Klavierherbst Schloss Engers

Drei Mal Klavierkunst der Weltklasse aus Litauen, Deutschland und Italien – der Klavierherbst Schloss Engers trotzte dem trüben Wetter mit Brillanz und Vielfalt am Steinway Grand Piano.

Im Mittelpunkt: der Steinway Flügel

An diesem Wochenende stand der große Steinway-Flügel im Dianasaal von Schloss Engers im Mittelpunkt des Interesses. Im Musenschloss am Rheinufer zogen drei Klavierkünstler*innen von Weltklasse das Publikum in seinen Bann.

Den Anfang machte der Litauer Kasparas Uinskas mit einem beeindruckenden Liszt-Abend. An der Juilliard School in New York und an der Chopin-Universität in Warschau holte er sich das Rüstzeug, um die gefürchteten Etüden und die gewaltige h-Moll-Sonate des Ungarn zu meistern. Von Washington bis London, von Berlin bis Madrid hat ihm das Publikum dafür schon zugejubelt, nun auch im Dianasaal von Schloss Engers. Was ihm in der Carnegie Hall in New York gelang, konnte er am Rheinufer spielend wiederholen: das Publikum tief in die Welt der Romantik eintauchen zu lassen.

Bach-Mozart-Chopin – auf diesem Dreiklang gründete Andreas Frölich sein Recital am Samstagabend. Der Klavierprofessor aus Köln hatte sich einige der stimmungsvollsten Klavierstücke des Repertoires herausgesucht: Mozarts wundervolle Fantasien in d-Moll und c-Moll, Bach-Choräle in romantischen Bearbeitungen, Nocturnes und ein Impromptu von Chopin – keine leichte Kost, sondern aufgeladen mit Emotion. Wahrhaft novemberlich wurde es zum Schluss im Lied Allerseelen von Richard Strauss in Regerscher Klavierfassung. So manches Auge konnte bei so viel Gefühl nicht trocken bleiben.

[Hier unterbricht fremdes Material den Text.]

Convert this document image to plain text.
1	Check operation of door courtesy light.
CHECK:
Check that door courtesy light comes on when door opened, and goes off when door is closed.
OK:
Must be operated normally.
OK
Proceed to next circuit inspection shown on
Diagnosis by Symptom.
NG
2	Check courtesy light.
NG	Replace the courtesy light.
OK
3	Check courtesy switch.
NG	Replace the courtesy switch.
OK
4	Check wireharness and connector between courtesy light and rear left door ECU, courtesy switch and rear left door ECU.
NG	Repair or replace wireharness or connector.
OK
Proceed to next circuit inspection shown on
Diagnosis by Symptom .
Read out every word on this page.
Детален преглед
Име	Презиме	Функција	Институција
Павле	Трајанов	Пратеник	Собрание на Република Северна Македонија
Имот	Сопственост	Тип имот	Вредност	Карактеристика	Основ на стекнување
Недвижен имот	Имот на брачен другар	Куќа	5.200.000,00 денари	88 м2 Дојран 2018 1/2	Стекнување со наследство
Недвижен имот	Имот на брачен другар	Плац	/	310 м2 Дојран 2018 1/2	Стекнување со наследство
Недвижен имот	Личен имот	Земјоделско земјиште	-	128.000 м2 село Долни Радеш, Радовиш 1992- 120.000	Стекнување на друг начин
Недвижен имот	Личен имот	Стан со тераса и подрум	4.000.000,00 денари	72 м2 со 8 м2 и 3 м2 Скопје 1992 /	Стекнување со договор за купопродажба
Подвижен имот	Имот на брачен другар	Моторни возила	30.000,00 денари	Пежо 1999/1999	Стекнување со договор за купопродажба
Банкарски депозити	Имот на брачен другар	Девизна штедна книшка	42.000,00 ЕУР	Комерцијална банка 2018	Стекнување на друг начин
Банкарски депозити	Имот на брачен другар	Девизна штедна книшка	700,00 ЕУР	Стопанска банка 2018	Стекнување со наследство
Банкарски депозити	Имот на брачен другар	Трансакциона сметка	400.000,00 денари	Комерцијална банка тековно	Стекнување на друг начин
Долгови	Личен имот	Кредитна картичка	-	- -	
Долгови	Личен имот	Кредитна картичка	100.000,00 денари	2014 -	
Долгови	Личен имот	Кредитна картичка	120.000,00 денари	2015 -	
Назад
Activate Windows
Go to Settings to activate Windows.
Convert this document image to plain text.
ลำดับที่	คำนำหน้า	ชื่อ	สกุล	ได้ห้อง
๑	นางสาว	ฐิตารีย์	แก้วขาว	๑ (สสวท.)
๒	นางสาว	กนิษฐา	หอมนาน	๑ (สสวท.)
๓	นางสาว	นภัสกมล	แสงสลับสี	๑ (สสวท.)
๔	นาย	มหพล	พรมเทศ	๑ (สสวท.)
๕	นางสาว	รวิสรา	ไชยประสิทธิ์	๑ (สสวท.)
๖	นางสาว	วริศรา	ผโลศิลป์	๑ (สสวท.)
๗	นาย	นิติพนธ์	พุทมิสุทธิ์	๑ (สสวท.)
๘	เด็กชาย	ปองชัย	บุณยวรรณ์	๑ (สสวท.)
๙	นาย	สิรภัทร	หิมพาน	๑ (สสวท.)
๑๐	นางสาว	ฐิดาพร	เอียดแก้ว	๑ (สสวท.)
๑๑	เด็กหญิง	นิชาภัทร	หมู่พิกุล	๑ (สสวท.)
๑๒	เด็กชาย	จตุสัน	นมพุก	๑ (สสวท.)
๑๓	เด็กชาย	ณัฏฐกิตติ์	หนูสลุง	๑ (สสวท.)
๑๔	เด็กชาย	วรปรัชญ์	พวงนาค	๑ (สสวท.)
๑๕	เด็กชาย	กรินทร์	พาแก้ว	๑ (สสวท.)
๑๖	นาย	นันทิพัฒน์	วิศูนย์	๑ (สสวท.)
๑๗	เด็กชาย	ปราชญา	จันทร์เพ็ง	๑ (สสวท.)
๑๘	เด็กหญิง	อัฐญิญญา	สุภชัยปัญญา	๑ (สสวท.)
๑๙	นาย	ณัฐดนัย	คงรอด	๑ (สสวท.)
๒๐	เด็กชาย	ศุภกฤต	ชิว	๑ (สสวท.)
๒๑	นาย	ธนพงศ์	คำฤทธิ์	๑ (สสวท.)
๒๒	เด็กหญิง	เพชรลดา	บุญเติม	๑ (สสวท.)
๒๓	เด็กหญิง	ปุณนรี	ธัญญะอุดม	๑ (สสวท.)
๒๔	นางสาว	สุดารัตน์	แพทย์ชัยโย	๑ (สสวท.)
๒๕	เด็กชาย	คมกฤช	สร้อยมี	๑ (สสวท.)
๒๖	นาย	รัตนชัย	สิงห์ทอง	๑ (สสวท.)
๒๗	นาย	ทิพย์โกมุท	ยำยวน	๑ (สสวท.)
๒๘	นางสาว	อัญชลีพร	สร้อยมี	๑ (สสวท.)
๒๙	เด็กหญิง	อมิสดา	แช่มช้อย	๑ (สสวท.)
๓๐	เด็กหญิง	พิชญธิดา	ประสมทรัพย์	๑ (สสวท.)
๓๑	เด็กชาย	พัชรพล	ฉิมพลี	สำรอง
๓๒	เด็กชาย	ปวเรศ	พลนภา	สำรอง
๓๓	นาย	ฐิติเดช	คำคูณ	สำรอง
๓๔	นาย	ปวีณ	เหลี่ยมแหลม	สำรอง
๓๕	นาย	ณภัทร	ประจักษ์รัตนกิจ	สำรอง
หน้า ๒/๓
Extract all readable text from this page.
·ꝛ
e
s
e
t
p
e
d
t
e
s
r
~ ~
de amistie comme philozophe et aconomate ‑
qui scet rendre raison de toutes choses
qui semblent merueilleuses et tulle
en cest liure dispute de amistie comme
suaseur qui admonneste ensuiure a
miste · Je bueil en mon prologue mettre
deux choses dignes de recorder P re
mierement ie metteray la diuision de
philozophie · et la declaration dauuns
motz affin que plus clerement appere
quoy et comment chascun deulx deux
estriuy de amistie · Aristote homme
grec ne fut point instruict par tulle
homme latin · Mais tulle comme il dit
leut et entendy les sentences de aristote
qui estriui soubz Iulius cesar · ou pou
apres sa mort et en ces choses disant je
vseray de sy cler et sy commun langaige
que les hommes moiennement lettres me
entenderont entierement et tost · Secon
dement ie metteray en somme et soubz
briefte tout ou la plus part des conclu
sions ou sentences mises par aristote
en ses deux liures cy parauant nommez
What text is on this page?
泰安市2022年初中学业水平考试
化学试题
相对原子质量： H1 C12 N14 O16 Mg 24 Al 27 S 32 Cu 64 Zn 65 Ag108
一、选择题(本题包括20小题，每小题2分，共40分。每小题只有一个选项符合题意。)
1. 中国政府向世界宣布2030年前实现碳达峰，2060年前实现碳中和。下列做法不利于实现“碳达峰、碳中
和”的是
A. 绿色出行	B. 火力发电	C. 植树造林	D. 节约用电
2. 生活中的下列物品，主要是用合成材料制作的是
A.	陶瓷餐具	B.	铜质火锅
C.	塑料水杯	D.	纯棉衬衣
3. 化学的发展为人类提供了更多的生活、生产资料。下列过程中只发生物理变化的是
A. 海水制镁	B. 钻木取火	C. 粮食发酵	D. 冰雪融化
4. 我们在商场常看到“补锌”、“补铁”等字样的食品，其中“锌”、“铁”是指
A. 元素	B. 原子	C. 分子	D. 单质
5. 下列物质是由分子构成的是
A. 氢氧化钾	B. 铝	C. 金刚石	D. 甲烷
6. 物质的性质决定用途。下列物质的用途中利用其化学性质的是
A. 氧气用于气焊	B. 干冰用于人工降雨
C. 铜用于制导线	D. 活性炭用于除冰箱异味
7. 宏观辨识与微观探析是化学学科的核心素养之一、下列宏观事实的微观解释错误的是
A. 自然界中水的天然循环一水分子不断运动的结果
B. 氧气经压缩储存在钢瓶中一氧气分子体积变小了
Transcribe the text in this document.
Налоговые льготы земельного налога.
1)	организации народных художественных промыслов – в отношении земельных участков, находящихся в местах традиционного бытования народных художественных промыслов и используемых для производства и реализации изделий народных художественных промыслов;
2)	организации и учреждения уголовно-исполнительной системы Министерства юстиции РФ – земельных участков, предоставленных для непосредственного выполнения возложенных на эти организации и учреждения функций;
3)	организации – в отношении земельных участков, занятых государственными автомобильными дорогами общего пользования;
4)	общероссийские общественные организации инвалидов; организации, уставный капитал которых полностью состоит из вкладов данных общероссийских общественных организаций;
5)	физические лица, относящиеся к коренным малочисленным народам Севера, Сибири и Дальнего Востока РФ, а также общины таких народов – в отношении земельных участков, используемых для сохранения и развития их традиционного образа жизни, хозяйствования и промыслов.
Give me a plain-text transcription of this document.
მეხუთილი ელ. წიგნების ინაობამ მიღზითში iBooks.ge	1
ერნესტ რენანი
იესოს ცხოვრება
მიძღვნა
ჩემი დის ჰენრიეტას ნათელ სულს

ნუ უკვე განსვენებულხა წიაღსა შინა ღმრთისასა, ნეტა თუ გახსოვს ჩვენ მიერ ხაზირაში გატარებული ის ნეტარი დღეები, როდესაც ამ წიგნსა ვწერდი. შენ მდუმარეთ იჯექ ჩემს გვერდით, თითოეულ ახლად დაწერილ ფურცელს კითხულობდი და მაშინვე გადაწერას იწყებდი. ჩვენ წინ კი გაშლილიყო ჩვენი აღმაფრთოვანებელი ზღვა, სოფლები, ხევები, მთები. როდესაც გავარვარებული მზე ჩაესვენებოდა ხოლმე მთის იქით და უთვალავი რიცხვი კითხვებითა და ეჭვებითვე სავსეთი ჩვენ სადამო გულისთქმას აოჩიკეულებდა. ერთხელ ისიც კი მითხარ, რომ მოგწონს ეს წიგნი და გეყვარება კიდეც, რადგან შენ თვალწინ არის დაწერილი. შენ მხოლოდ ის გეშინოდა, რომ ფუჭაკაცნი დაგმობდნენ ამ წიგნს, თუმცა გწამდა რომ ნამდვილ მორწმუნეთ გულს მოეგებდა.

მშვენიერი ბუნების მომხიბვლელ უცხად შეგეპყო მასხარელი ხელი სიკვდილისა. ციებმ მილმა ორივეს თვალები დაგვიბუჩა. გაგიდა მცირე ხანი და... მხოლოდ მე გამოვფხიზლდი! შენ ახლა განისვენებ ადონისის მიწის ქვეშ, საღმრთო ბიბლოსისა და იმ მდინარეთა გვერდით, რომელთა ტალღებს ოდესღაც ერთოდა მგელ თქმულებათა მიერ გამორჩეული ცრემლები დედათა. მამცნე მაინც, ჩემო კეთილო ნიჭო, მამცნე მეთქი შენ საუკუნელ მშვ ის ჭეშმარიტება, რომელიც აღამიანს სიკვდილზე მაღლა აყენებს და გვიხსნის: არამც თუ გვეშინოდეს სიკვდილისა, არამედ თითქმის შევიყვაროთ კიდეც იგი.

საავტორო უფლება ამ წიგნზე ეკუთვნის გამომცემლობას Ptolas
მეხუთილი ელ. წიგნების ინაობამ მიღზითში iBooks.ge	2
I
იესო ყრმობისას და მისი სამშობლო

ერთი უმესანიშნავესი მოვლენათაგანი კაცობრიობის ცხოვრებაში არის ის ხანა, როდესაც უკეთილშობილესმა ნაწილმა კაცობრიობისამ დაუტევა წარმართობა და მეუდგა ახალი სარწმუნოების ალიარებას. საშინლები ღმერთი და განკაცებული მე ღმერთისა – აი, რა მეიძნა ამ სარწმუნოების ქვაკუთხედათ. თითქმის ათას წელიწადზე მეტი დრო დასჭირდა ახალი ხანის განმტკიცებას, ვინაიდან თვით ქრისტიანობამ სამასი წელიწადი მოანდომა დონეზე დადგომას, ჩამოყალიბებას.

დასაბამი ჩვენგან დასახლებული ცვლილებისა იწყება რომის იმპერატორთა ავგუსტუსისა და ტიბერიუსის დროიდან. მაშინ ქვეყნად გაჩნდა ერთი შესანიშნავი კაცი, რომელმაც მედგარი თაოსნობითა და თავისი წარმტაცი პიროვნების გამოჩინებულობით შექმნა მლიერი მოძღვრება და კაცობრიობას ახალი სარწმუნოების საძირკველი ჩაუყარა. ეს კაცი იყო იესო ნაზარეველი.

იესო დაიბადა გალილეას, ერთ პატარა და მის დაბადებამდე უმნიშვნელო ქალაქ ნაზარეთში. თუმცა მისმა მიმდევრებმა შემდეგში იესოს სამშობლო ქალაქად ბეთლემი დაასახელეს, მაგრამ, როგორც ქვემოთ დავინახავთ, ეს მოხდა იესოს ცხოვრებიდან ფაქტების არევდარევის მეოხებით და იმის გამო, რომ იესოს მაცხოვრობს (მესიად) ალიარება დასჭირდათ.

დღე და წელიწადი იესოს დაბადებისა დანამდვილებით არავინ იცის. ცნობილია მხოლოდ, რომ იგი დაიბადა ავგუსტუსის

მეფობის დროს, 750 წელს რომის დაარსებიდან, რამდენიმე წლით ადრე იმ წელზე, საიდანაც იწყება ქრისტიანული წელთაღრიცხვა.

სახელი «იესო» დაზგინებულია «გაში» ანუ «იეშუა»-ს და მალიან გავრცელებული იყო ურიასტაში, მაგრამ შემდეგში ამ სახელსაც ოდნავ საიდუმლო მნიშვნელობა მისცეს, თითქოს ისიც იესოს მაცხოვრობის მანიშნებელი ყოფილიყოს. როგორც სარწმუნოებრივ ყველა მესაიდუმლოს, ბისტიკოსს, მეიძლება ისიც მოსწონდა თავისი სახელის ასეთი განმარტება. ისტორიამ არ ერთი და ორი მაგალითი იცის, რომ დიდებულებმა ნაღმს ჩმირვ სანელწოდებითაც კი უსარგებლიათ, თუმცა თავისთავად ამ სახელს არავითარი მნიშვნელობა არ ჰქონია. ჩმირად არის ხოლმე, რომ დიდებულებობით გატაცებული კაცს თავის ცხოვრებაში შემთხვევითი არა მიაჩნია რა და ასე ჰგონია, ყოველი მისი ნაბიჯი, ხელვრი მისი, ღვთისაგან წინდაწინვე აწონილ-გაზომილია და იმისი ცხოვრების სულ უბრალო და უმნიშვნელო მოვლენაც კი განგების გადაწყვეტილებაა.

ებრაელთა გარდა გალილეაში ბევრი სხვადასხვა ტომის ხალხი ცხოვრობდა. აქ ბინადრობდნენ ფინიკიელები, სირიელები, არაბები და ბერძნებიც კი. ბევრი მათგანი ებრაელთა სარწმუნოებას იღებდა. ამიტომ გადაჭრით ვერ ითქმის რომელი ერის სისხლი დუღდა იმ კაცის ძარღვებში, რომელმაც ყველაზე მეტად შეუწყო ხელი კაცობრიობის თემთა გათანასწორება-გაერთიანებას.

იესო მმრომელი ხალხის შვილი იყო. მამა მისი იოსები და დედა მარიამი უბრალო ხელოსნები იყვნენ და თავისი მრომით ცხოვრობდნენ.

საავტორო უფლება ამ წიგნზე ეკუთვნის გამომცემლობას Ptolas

Märchenhaft begann die Italienerin Vanessa Benelli-Mosell ihre Matinee am Sonntag. Die Meisterpianistin aus dem toskanischen Prato erzählte ein Märchen des Russen Nikolaj Medtner, der auf dieses Genre spezialisiert war. Darauf folgte Beethovens heitere, hoch virtuose G-Dur-Sonate aus Opus 31 - eher rar in unseren Konzertsälen, aber für die Klanggestaltung wie den Spielwitz der Pianistin eine Herausforderung. Die beiden letzten Werke brachte Vanessa Benelli Mosell aus ihrer Heimar mit: Liszts Reminiszenzen an Bellinis berühmteste Oper Norma und die Filmmusik zu Fellinis Casanova, vom Komponisten Nino Rota in eine Klaviersuite verwandelt. Wer weiß: Hätte Fellini Schloss Engers gekannt, hätte er seinen Kinoklassiker von 1976 vielleicht dort gedreht.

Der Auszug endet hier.